Australia to help clean up the world

Wednesday, 04 July, 2007

Australia is preparing to play a leading role in helping to fight contamination round the world with the launch of a new clean-up industry group.

The Remediation Industry Cluster was launched at the First Australian Industry Contamination Summit in Adelaide by the Minister for Finance, Senator Minchin.

The cluster has been brought together through the Cooperative Research Centre for Contamination Assessment and Remediation of the Environment (CRC CARE) to share information about cutting edge clean-up technologies and global market opportunities.

"Its members will include environmental and engineering companies involved in clean-up, and companies from the mining, energy and manufacturing sectors looking for better ways to prevent or remove contamination," CRC CARE managing director Prof Ravi Naidu said.

"It will also include the regulators and environment protection agencies, which are keen to ensure Australia's regulations are up with the latest science and technology and to encourage the growth in this important industry."
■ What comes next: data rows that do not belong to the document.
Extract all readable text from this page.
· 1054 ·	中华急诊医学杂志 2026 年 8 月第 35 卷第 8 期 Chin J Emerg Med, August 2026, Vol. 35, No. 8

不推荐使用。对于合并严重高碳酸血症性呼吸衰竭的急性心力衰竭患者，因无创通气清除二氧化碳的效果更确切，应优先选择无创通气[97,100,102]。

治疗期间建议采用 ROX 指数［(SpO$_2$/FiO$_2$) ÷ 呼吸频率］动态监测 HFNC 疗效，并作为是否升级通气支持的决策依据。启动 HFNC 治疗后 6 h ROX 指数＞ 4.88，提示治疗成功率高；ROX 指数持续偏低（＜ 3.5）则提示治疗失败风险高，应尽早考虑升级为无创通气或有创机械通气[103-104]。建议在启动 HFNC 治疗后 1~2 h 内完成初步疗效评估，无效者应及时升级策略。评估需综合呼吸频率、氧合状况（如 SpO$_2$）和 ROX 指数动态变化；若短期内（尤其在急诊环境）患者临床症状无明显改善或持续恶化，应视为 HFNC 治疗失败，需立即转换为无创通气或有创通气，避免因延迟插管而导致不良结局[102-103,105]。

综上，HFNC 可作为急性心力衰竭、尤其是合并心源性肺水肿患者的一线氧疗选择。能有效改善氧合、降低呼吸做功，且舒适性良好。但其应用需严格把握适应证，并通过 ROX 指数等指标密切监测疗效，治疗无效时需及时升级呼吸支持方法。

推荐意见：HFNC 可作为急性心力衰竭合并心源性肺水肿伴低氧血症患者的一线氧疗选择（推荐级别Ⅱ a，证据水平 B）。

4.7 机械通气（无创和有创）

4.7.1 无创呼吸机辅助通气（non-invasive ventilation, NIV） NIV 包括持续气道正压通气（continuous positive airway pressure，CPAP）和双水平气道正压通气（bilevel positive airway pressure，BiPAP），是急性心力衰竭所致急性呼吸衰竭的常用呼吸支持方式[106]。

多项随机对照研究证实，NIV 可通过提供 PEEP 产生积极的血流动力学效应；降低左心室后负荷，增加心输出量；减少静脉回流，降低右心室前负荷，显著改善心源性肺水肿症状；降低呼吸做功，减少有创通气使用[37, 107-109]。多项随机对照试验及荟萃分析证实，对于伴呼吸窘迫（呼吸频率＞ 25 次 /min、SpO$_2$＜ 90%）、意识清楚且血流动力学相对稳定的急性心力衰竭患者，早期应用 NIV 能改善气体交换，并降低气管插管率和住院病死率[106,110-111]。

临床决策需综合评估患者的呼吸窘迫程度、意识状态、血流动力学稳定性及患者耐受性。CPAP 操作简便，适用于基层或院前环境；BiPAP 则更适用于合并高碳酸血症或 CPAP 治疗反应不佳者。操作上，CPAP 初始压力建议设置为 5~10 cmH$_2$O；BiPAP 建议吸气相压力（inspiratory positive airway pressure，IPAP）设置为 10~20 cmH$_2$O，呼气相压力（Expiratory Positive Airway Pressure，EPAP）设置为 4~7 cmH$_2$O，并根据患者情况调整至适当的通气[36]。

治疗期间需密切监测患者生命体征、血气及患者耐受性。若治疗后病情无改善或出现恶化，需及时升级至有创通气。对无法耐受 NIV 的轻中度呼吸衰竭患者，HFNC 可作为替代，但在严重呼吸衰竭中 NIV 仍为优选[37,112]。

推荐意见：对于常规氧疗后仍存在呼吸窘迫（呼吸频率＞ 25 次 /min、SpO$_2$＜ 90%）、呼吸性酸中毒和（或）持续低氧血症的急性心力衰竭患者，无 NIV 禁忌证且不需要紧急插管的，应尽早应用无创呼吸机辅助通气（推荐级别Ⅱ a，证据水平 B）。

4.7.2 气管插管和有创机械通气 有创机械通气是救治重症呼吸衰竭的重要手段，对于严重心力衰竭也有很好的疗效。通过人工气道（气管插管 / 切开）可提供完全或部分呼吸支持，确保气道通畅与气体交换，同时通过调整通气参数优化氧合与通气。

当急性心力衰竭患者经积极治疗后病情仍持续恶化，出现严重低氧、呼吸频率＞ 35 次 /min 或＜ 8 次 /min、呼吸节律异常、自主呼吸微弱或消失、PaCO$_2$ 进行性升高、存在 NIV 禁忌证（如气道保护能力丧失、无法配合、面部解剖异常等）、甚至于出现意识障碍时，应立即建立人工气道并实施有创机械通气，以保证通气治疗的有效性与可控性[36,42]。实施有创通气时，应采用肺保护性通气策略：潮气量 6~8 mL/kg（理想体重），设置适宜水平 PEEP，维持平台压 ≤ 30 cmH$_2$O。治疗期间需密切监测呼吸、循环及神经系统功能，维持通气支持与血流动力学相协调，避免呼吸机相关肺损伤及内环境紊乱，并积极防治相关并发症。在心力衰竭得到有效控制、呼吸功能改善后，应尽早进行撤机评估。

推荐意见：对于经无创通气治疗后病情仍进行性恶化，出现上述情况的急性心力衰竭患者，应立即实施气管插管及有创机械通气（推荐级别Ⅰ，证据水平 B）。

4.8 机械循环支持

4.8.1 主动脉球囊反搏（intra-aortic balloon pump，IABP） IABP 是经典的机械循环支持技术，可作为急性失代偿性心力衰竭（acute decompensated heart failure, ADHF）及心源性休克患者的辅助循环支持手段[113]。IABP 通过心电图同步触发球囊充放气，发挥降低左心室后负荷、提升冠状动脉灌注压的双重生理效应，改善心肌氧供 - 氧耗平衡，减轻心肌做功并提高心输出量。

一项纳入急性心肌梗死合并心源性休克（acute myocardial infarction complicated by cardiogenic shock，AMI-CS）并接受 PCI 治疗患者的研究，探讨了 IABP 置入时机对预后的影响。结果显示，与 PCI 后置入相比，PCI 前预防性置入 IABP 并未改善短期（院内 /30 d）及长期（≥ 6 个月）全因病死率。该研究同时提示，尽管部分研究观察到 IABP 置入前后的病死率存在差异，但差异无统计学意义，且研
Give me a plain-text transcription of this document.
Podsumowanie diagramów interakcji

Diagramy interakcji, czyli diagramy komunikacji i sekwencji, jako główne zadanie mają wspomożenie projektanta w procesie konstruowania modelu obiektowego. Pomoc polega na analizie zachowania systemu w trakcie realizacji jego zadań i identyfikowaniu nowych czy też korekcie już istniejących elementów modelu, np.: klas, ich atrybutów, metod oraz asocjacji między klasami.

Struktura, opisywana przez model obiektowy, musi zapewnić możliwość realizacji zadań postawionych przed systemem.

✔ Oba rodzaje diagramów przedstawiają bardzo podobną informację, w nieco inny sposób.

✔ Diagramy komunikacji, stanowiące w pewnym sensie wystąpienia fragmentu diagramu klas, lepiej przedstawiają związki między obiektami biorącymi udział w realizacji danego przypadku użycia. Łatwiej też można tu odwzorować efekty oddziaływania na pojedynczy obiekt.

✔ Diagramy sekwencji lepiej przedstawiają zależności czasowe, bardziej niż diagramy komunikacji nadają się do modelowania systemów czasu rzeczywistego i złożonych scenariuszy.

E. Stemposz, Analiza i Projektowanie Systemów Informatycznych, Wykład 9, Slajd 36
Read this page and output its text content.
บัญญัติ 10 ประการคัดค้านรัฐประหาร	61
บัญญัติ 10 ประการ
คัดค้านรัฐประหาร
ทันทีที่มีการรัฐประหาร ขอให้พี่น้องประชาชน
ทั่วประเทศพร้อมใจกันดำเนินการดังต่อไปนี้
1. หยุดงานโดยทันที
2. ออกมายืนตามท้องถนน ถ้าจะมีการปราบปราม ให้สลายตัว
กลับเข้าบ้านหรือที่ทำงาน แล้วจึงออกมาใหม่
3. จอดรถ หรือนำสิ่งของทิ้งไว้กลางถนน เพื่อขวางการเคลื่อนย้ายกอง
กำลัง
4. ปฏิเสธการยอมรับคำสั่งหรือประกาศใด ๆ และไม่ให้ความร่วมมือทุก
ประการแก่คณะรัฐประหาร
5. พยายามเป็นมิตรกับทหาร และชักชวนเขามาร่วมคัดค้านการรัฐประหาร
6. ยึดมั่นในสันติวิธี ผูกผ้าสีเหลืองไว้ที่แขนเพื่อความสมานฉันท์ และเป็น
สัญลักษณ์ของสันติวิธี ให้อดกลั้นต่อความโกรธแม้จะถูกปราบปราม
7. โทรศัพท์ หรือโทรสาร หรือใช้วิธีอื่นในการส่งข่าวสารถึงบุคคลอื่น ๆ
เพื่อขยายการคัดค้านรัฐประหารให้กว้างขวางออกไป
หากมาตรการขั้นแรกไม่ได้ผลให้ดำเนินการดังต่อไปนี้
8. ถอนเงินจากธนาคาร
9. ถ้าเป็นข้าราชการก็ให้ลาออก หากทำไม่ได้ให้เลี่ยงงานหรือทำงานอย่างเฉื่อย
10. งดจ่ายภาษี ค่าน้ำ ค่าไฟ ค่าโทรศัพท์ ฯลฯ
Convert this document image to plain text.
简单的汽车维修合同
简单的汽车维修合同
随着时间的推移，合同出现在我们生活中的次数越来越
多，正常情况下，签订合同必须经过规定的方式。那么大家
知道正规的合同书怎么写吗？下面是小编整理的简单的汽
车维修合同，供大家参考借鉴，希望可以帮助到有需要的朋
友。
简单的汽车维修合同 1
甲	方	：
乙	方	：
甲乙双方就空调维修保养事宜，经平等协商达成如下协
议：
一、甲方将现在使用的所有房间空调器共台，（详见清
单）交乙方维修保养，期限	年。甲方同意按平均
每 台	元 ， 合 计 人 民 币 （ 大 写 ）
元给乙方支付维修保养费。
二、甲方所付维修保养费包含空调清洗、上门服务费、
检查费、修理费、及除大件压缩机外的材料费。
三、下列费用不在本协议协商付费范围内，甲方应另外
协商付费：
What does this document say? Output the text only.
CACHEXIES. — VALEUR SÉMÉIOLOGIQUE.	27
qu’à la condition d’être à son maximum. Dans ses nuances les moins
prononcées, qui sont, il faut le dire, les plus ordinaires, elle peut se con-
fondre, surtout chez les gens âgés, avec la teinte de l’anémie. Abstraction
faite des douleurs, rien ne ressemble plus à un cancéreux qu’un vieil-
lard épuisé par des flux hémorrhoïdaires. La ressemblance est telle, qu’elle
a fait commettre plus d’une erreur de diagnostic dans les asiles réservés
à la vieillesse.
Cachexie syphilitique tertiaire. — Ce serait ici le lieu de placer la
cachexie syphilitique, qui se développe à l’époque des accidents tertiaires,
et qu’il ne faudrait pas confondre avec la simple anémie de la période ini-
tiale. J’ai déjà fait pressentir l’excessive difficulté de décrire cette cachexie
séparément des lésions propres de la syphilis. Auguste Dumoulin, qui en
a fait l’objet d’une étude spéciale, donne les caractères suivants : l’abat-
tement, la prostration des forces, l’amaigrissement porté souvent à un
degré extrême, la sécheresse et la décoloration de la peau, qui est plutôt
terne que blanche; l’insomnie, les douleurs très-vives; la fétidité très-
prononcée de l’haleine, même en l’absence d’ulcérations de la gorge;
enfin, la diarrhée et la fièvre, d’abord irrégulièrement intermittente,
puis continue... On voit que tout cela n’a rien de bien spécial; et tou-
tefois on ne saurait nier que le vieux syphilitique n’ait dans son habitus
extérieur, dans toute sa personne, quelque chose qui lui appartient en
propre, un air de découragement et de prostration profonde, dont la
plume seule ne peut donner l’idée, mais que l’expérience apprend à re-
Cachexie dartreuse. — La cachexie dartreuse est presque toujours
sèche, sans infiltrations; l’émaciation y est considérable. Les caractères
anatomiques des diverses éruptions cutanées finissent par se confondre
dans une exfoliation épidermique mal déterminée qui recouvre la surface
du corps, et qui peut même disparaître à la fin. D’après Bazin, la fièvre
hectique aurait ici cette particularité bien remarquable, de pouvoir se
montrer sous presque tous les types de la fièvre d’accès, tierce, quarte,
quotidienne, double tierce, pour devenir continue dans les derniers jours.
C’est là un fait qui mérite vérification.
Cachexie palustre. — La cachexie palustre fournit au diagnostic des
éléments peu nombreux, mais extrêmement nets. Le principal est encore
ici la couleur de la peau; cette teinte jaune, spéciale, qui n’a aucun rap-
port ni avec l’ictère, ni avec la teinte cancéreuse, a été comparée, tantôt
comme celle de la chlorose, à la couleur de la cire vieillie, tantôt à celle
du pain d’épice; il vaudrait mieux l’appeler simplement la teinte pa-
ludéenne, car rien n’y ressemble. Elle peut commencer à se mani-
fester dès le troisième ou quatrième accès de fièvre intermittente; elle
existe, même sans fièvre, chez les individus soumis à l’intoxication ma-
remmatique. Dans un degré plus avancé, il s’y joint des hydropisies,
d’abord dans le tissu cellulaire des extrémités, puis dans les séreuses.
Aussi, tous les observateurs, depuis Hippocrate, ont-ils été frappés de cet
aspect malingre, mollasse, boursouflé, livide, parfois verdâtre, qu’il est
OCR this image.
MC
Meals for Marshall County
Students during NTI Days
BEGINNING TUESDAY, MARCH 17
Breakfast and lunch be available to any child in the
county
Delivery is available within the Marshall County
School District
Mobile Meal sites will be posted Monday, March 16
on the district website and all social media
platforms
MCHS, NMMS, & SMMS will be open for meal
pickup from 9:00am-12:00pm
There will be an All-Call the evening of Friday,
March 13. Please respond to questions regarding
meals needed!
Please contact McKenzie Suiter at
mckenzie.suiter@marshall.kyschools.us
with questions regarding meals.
A new survey of top executives from industry found 100 per cent support for action by Australia to clean up its legacy of past contamination. Many feel this is essential to our continued reputation and success as an export nation.

Eighty-two per cent of those polled saw good or very good market opportunities worldwide for the export of Australian risk assessment and remediation technologies.

There was also very strong support for forming an industry cluster intended to share information about the latest technical advances in clean-up - and about market opportunities opening up worldwide, especially in Asia as a result of the industrial boom there.

"However, industry also told us they want more cost-effective ways to assess the risks of contamination and to clean it up - and that is exactly what CRC CARE is working on," Prof Naidu said.

"They want more uniform regulations for clean-up across Australia - and they want Australian society as a whole to have a better understanding of the issues and what it means for our health, environment and economic performance."